The generated changelog groups commits into scannable sections:
# Changelog
## v3.5.0 (2026-02-18)
### Features
- **billing**: Add proration for mid-cycle plan upgrades (#412)
- **api**: Support cursor-based pagination on /orders endpoint (#408)
- **ui**: Add dark mode toggle to dashboard settings (#405)
### Bug Fixes
- **auth**: Fix token refresh race condition causing 401 on concurrent requests (#410)
- **billing**: Correct tax calculation for Canadian provinces (#407)
### Performance
- **api**: Reduce /products query time from 340ms to 45ms with composite index (#409)
### Breaking Changes
- **api**: Remove deprecated /v1/legacy-orders endpoint (#411)
Migration: Use /v2/orders with cursor pagination instead.
## v3.4.2 (2026-02-04)
...
Each entry links to the pull request, making it easy for support engineers to find the exact code change behind any release note.
3. Automate GitHub releases on merge to main
Every merge to main that includes feat or fix commits should trigger a new release.
Create a GitHub Actions workflow that runs on merge to main.
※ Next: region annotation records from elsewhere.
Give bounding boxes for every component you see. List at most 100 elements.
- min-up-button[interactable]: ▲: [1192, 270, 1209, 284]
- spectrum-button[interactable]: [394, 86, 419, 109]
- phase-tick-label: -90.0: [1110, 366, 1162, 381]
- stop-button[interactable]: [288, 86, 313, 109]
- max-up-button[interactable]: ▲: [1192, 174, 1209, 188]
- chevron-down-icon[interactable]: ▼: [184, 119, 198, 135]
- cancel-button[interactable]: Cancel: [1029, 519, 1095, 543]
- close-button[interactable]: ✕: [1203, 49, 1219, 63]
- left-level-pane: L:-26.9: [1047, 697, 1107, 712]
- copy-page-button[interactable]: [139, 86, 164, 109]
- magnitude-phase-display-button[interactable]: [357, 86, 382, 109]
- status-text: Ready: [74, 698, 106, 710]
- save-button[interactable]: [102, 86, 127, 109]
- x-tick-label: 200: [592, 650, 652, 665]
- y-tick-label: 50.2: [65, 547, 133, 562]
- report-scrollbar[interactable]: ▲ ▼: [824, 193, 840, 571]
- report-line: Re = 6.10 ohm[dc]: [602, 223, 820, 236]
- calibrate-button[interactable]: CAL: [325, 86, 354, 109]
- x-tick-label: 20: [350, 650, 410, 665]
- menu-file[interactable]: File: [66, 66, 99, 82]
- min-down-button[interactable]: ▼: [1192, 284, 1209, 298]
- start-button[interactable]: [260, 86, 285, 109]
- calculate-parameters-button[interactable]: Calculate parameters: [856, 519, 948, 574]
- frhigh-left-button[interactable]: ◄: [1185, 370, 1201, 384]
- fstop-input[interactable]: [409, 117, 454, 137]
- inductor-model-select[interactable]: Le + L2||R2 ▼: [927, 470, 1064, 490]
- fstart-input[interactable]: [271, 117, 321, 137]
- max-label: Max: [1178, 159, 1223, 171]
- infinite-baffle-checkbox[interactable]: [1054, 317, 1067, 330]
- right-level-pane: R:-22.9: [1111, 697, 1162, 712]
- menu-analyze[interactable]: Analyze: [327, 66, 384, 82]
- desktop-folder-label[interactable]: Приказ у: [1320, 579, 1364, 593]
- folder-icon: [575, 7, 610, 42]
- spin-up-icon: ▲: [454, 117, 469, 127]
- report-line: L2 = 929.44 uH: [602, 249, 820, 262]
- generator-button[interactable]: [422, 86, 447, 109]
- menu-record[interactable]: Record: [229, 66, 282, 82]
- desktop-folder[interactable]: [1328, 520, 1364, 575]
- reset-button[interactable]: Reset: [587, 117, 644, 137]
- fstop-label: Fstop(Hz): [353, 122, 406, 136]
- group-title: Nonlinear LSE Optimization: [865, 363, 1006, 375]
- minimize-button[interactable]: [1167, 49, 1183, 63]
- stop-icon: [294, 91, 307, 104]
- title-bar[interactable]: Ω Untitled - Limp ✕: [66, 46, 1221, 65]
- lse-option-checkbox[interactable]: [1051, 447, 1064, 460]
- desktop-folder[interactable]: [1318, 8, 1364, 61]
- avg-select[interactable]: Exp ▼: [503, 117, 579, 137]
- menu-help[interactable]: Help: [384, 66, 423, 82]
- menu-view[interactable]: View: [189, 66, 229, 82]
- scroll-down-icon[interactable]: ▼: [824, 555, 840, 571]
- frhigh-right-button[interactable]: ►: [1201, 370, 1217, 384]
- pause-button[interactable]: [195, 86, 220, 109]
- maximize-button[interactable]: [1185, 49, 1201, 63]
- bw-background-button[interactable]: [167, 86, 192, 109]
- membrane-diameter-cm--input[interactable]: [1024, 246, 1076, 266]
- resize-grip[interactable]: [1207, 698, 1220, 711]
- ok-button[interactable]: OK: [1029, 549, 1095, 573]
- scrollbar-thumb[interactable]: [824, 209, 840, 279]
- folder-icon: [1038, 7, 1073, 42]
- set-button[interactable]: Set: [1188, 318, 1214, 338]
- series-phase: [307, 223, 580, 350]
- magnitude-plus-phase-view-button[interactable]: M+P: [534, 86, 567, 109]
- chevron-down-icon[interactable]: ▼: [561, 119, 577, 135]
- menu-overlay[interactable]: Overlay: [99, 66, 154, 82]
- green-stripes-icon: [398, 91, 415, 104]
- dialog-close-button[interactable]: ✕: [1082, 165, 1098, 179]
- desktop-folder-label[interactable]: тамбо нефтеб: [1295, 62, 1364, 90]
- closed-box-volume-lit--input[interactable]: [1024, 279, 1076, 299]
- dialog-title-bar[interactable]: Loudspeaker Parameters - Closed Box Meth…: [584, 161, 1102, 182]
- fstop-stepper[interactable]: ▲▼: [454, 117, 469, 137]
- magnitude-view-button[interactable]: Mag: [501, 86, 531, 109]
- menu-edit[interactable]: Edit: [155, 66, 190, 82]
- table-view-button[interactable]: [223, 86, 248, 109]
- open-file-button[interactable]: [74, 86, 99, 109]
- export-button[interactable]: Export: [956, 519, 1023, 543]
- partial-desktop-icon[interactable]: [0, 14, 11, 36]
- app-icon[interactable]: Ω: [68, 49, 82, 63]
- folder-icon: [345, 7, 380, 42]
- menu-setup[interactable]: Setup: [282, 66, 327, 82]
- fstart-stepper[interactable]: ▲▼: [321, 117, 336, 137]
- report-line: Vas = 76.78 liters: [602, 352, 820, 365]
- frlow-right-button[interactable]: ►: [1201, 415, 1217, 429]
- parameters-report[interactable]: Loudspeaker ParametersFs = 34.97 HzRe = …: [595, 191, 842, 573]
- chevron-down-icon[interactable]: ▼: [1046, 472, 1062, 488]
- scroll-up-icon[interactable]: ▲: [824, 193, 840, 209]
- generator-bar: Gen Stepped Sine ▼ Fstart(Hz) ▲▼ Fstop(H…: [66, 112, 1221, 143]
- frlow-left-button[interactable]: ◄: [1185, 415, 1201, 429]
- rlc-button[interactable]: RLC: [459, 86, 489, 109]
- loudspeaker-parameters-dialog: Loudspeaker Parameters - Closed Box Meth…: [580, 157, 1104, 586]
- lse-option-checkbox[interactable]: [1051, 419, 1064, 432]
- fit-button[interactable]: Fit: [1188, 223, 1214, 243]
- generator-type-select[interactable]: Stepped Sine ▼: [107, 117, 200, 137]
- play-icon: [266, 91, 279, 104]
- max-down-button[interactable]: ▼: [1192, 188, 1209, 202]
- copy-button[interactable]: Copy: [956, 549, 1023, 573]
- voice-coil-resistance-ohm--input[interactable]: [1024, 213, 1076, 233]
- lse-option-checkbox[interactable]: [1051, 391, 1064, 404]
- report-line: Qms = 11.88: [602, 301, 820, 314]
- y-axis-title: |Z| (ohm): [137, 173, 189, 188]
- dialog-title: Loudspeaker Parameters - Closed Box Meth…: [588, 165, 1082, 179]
It should determine the next semantic version based on commit types (feat = minor, fix = patch, breaking change = major), generate release notes from commits since the last tag, create a git tag, and publish a GitHub release with the generated notes. Include a section for migration instructions when there are breaking changes.
4. Set up PR labeling and milestone tracking
Automatically categorize pull requests and track progress toward release milestones.
Configure GitHub to auto-label PRs based on file paths: changes in src/billing/ get the billing label, changes in tests/ get the testing label. Create a release milestone that collects all merged PRs since the last release. When a release is published, close the milestone and create the next one.
Real-World Example
A developer tools company with 6 engineers was spending 2 hours per release manually writing changelogs and release notes. After adopting git-commit-pro, the commit history became self-documenting within one sprint. The changelog generator produced a complete CHANGELOG.md covering 14 versions in under a minute. The automated GitHub release workflow shipped its first release with zero manual steps -- a developer merged a PR to main and three minutes later, v3.5.0 appeared on the releases page with categorized notes, linked PRs, and a migration guide for the one breaking change. Customer support now links to specific release notes instead of saying "it was fixed in a recent update."
Tips
- Add the commit-msg hook to the repository's pre-commit config so it installs automatically for every developer. Relying on each person to install it manually means someone will skip it.
- Use commit scopes that match your codebase modules, not arbitrary labels. If your repo has
src/auth/,src/billing/, andsrc/api/, the scopes should beauth,billing, andapi. - Include a "Breaking Changes" section in every release, even if it is empty. This trains readers to check for breaking changes and builds trust that the changelog is comprehensive.
- Tag releases immediately after the changelog is generated to avoid a window where commits land between the changelog and the tag, creating drift.